Größter Stahlkonzern entsteht
TV: Arcelor und Mittal sind sich einig

In dem seit fünf Monaten andauernden Bieterkampf um den europäischen Stahlkonzern Arcelor hat der Konkurrent Mittal Steel nach Angaben des indischen Fernsehens nun doch noch sein Ziel erreicht. Das Arcelor-Management und Mittal hätten sich grundsätzlich auf eine Fusion geeinigt, berichteten zwei indische Fernsehsender am Sonntag unter Berufung auf nicht näher genannte Kreise.

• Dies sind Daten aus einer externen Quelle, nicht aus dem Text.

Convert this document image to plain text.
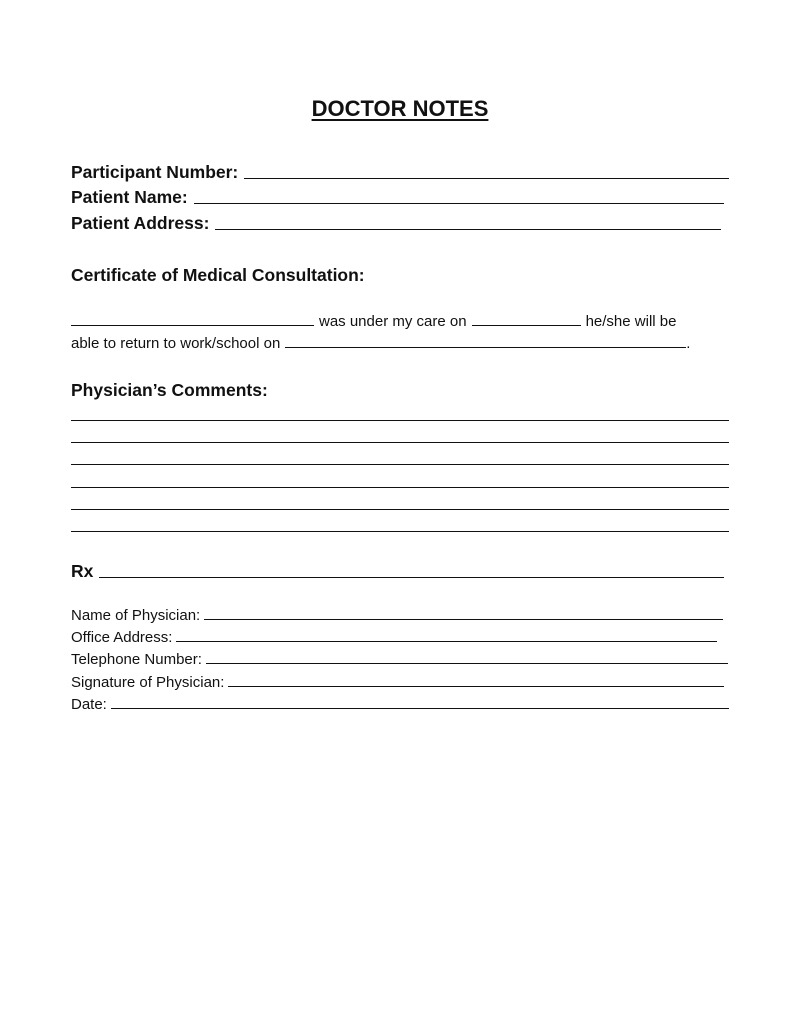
DOCTOR NOTES
Participant Number:
Patient Name:
Patient Address:
Certificate of Medical Consultation:
was under my care on	he/she will be
able to return to work/school on	.
Physician’s Comments:
Rx
Name of Physician:
Office Address:
Telephone Number:
Signature of Physician:
Date:
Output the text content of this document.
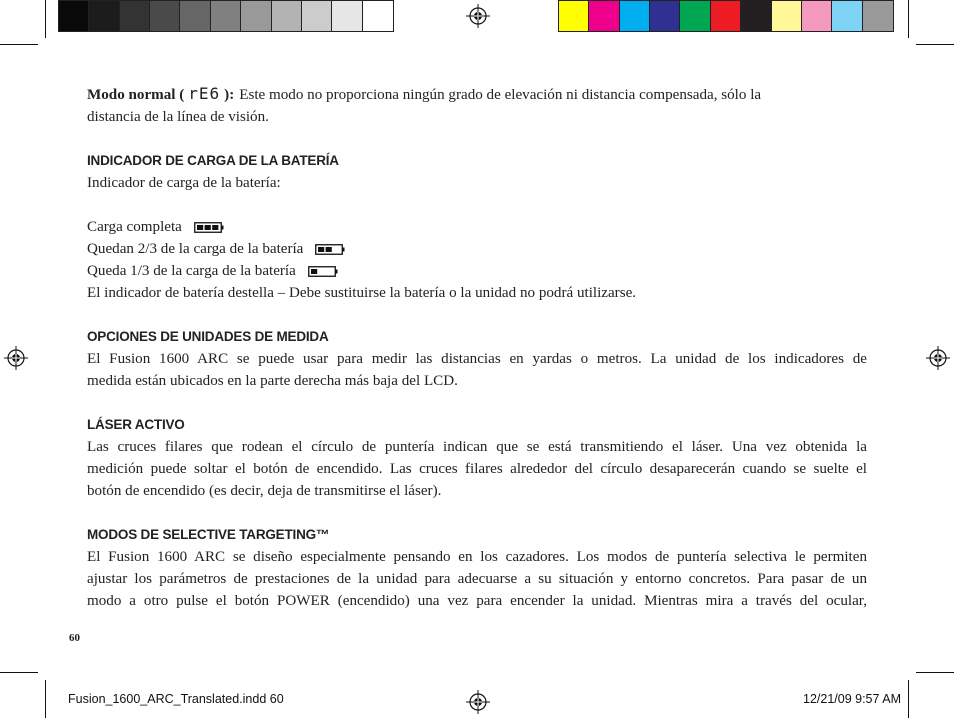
Modo normal ( rE6 ): Este modo no proporciona ningún grado de elevación ni distancia compensada, sólo la
distancia de la línea de visión.

INDICADOR DE CARGA DE LA BATERÍA

Indicador de carga de la batería:
Carga completa
Quedan 2/3 de la carga de la batería
Queda 1/3 de la carga de la batería
El indicador de batería destella – Debe sustituirse la batería o la unidad no podrá utilizarse.

OPCIONES DE UNIDADES DE MEDIDA

El Fusion 1600 ARC se puede usar para medir las distancias en yardas o metros. La unidad de los indicadores de

medida están ubicados en la parte derecha más baja del LCD.

LÁSER ACTIVO

Las cruces filares que rodean el círculo de puntería indican que se está transmitiendo el láser. Una vez obtenida la

medición puede soltar el botón de encendido. Las cruces filares alrededor del círculo desaparecerán cuando se suelte el

botón de encendido (es decir, deja de transmitirse el láser).

MODOS DE SELECTIVE TARGETING™

El Fusion 1600 ARC se diseño especialmente pensando en los cazadores. Los modos de puntería selectiva le permiten

ajustar los parámetros de prestaciones de la unidad para adecuarse a su situación y entorno concretos. Para pasar de un

modo a otro pulse el botón POWER (encendido) una vez para encender la unidad. Mientras mira a través del ocular,

60
Fusion_1600_ARC_Translated.indd 60	12/21/09 9:57 AM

HB BOMBAY. Der neue Konzern soll den Berichten zufolge den Namen „Arcelor Mittal“ tragen. Mittal zahle 43 Euro pro Arcelor-Aktie - dies wären deutlich mehr als die zuletzt gebotenen 37 Euro, die insgesamt 23 Milliarden Euro entsprechen würden Der Vertrag solle in Kürze unterzeichnet werden. Außerdem werde Arcelor an den russischen Konkurrenten Severstal einen Ausgleich von 130 Millionen Euro zahlen. Sowohl Arcelor als auch Mittal lehnten eine Stellungnahme zu den Fernseh-Berichten ab.

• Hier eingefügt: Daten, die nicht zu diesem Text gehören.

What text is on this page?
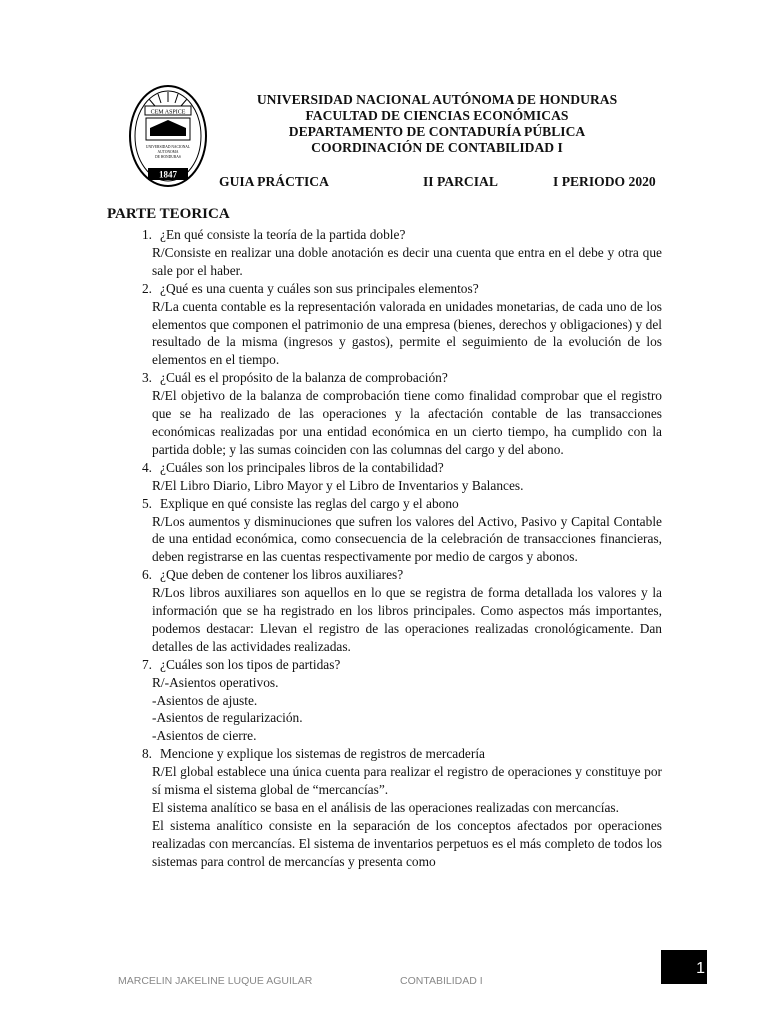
CEM ASPICE
UNIVERSIDAD NACIONAL
AUTONOMA
DE HONDURAS
1847
UNIVERSIDAD NACIONAL AUTÓNOMA DE HONDURAS
FACULTAD DE CIENCIAS ECONÓMICAS
DEPARTAMENTO DE CONTADURÍA PÚBLICA
COORDINACIÓN DE CONTABILIDAD I
GUIA PRÁCTICA	II PARCIAL	I PERIODO 2020
PARTE TEORICA
1. ¿En qué consiste la teoría de la partida doble?
R/Consiste en realizar una doble anotación es decir una cuenta que entra en el debe y otra que sale por el haber.
2. ¿Qué es una cuenta y cuáles son sus principales elementos?
R/La cuenta contable es la representación valorada en unidades monetarias, de cada uno de los elementos que componen el patrimonio de una empresa (bienes, derechos y obligaciones) y del resultado de la misma (ingresos y gastos), permite el seguimiento de la evolución de los elementos en el tiempo.
3. ¿Cuál es el propósito de la balanza de comprobación?
R/El objetivo de la balanza de comprobación tiene como finalidad comprobar que el registro que se ha realizado de las operaciones y la afectación contable de las transacciones económicas realizadas por una entidad económica en un cierto tiempo, ha cumplido con la partida doble; y las sumas coinciden con las columnas del cargo y del abono.
4. ¿Cuáles son los principales libros de la contabilidad?
R/El Libro Diario, Libro Mayor y el Libro de Inventarios y Balances.
5. Explique en qué consiste las reglas del cargo y el abono
R/Los aumentos y disminuciones que sufren los valores del Activo, Pasivo y Capital Contable de una entidad económica, como consecuencia de la celebración de transacciones financieras, deben registrarse en las cuentas respectivamente por medio de cargos y abonos.
6. ¿Que deben de contener los libros auxiliares?
R/Los libros auxiliares son aquellos en lo que se registra de forma detallada los valores y la información que se ha registrado en los libros principales. Como aspectos más importantes, podemos destacar: Llevan el registro de las operaciones realizadas cronológicamente. Dan detalles de las actividades realizadas.
7. ¿Cuáles son los tipos de partidas?
R/-Asientos operativos.
-Asientos de ajuste.
-Asientos de regularización.
-Asientos de cierre.
8. Mencione y explique los sistemas de registros de mercadería
R/El global establece una única cuenta para realizar el registro de operaciones y constituye por sí misma el sistema global de “mercancías”.
El sistema analítico se basa en el análisis de las operaciones realizadas con mercancías.
El sistema analítico consiste en la separación de los conceptos afectados por operaciones realizadas con mercancías. El sistema de inventarios perpetuos es el más completo de todos los sistemas para control de mercancías y presenta como
MARCELIN JAKELINE LUQUE AGUILAR	CONTABILIDAD I
1
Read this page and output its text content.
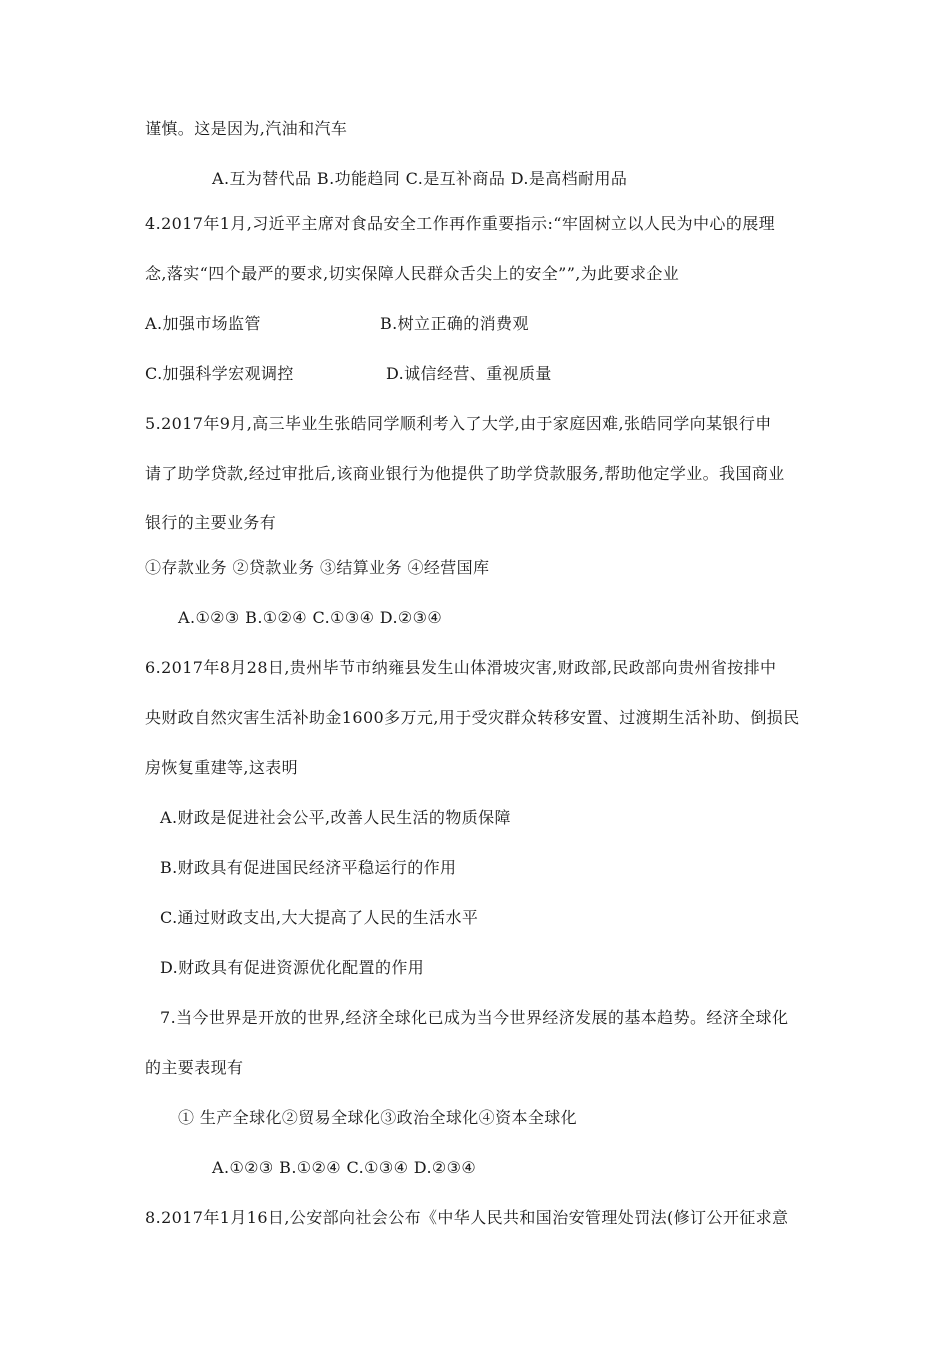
谨慎。这是因为,汽油和汽车
A.互为替代品 B.功能趋同 C.是互补商品 D.是高档耐用品
4.2017年1月,习近平主席对食品安全工作再作重要指示:“牢固树立以人民为中心的展理
念,落实“四个最严的要求,切实保障人民群众舌尖上的安全””,为此要求企业
A.加强市场监管	B.树立正确的消费观
C.加强科学宏观调控	D.诚信经营、重视质量
5.2017年9月,高三毕业生张皓同学顺利考入了大学,由于家庭因难,张皓同学向某银行申
请了助学贷款,经过审批后,该商业银行为他提供了助学贷款服务,帮助他定学业。我国商业
银行的主要业务有
①存款业务 ②贷款业务 ③结算业务 ④经营国库
A.①②③ B.①②④ C.①③④ D.②③④
6.2017年8月28日,贵州毕节市纳雍县发生山体滑坡灾害,财政部,民政部向贵州省按排中
央财政自然灾害生活补助金1600多万元,用于受灾群众转移安置、过渡期生活补助、倒损民
房恢复重建等,这表明
A.财政是促进社会公平,改善人民生活的物质保障
B.财政具有促进国民经济平稳运行的作用
C.通过财政支出,大大提高了人民的生活水平
D.财政具有促进资源优化配置的作用
7.当今世界是开放的世界,经济全球化已成为当今世界经济发展的基本趋势。经济全球化
的主要表现有
① 生产全球化②贸易全球化③政治全球化④资本全球化
A.①②③ B.①②④ C.①③④ D.②③④
8.2017年1月16日,公安部向社会公布《中华人民共和国治安管理处罚法(修订公开征求意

Eine Fusion würde die Branche tief greifend verändern. Auch der deutsche ThyssenKrupp-Konzern könnte profitieren und im bereits verloren geglaubten Rennen um den kanadischen Konkurrenten Dofasco noch zum Zuge kommen.

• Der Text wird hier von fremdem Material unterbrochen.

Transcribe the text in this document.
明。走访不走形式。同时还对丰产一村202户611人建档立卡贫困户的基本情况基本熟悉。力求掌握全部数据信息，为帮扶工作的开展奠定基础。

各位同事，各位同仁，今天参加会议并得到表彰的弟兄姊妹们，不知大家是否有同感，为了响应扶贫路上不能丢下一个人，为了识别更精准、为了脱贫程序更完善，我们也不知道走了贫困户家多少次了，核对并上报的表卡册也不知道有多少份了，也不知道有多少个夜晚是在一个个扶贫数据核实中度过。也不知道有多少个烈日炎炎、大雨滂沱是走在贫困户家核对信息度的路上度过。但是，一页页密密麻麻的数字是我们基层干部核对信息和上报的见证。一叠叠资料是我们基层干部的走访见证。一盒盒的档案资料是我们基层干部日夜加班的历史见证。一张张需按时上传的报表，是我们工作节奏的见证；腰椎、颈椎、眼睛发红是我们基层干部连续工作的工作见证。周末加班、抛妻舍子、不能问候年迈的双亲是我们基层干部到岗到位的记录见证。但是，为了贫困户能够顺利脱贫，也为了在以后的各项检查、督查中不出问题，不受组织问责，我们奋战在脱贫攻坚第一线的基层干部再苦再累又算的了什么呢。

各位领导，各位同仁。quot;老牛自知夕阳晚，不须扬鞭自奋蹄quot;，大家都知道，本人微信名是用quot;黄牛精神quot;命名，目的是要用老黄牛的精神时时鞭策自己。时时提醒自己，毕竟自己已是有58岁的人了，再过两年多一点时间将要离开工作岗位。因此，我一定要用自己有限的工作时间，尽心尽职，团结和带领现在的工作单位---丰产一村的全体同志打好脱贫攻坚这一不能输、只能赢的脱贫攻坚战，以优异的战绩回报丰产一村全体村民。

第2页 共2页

Das Arcelor-Management hatte sich monatelang gegen eine Übernahme durch Mittal gesträubt und sich an den russischen Stahlkocher Severstal gewandt, um Mittals Offerte abwehren zu können. Presseberichten aus Frankreich zufolge soll Mittal Zugeständnisse bei der Strategie und der Firmen- Organisation gemacht haben, um nun doch noch die Zustimmung von Arcelor zu erhalten.

Der nun genannte Preis von 43 Euro je Aktie läge über dem letzten Angebot von Mittal, allerdings noch leicht unter dem Preis von 44 Euro je Aktie, der im Fusionsabkommen zwischen Arcelor und Severstal für Arcelor genannt wurde.

Der Fernsehsender CNBC berichtete am Sonntag ebenfalls, die veränderte Übernahmeofferte von Mittal Steel sei von Arcelor akzeptiert worden. Nach Angaben des Senders vom Sonntag, der sich auf mit der Situation vertraute Personen beruft, beläuft sich die neuerliche Offerte auf 43 Euro je Anteilsschein. Die Vereinbarung zwischen beiden Seiten sehe vor, dass Arcelor in Arcelor Mittal umbenannt wird. Mittal-Chairman und CEO Lakshmi Mittal sowie Arcelor- Chairman Joseph Kinsch würden als Co-Chairmen des fusionierten Unternehmens fungieren, hieß es weiter.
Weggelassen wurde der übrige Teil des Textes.